What this meta-analysis did show . . . is that standard protocols without titration do have significant risks.

"The [beta-blocker] dose used in the DECREASE trials is only 10% of the maximum prescribed daily dose, in contrast to POISE, which goes up to 100% of the maximal prescribed daily dose," he added. "In these cases it is better to add beta blockers perioperatively than to start with too high a dose, because there is no way back," he added.

Poldermans also presented data on stroke risk in the DECREASE trials overall at the AHA meeting, which showed that his titration scheme, using a low dose of bisoprolol, "was safe, reduced cardiac events, and was not associated with an increased risk of stroke," he said.

Nevertheless, in their comment, Boersma and Poldermans state that this new meta-analysis is "methodologically sound" and concede that it "has emphasized that risk of stroke might be a serious issue." However, they point out that a mechanism to explain this stroke risk has not been revealed.

"To a large extent this is true," says London, "but there is tangible evidence . . . that decreasing hemoglobin postoperatively in the presence of beta blockade has serious adverse consequences.

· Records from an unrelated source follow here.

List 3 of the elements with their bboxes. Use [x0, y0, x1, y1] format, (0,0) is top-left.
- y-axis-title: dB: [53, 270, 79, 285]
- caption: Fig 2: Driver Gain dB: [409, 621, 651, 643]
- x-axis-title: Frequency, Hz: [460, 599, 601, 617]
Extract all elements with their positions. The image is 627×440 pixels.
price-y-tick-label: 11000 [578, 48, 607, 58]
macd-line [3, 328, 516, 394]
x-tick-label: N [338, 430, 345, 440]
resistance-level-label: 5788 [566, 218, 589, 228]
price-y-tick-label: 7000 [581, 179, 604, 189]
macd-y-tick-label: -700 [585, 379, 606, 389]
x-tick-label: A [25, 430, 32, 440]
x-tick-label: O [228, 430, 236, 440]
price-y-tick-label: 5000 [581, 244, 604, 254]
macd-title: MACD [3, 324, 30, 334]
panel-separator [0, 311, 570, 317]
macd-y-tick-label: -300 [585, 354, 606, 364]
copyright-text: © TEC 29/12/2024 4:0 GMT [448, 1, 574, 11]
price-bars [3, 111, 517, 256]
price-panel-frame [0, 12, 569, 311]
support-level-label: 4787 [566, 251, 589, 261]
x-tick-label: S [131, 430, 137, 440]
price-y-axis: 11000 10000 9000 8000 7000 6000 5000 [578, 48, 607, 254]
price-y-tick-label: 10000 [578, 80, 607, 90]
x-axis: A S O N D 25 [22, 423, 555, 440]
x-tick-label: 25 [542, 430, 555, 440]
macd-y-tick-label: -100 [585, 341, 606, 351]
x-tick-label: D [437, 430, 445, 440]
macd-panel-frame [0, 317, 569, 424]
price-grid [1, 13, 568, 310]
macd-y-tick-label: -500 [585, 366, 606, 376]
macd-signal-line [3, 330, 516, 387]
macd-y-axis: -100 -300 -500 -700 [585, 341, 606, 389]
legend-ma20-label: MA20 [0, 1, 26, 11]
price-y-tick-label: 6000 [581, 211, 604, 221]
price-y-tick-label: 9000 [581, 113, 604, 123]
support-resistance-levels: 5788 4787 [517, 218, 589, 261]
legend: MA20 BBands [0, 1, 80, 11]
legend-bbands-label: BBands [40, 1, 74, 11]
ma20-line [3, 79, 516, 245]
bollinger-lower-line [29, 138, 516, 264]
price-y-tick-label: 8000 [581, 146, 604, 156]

If confirmed, this will be a major stumbling block for perioperative beta blockade, as blood loss is part and parcel of the perioperative period, and it is often difficult to rapidly assess and treat such changes." There is also growing evidence for elevated risk for stroke in patients with certain genetic polymorphisms of the beta-adrenergic receptor, he notes.

The implications for immediate clinical management are quite complex. This is unlikely to be resolved by this analysis.

"Thus, I think that experts in this field need to now think much more expansively about this topic rather than simply rehashing heart rate and blood pressure from a variety of older studies," London adds. "The implications for immediate clinical management are quite complex. I know that the AHA group is working on updated guidelines, but I don't know how they will react and certainly would hope they have access to this meta-analysis but also consider these newer concepts that I've outlined above."

Poldermans said: "We call for people to report the hemodynamics of the patients who experienced adverse events, so the medical community can learn how to use this medication sensibly, to the benefit of the patients."

London concludes: "Despite the elegant statistical analyses performed we are still left in a polarized environment of clinicians —and experts—who have biases toward either of the two studies [POISE and DECREASE] and approaches. This is unlikely to be resolved by this analysis."

Senior author of the Lancet paper, Dr Franz Messerli (St Luke's-Roosevelt Hospital, New York), told heartwire: "We are not pretending that our analysis resolves all the issues surrounding perioperative beta blockade. Clearly, there remains uncertainty as to patient characteristics and dose and time of initiation of beta blockade. However, we strongly reject the unambiguous recommendations of the ACC/AHA guidelines. In view of our analysis, these guidelines violate the principle of primum non nocere."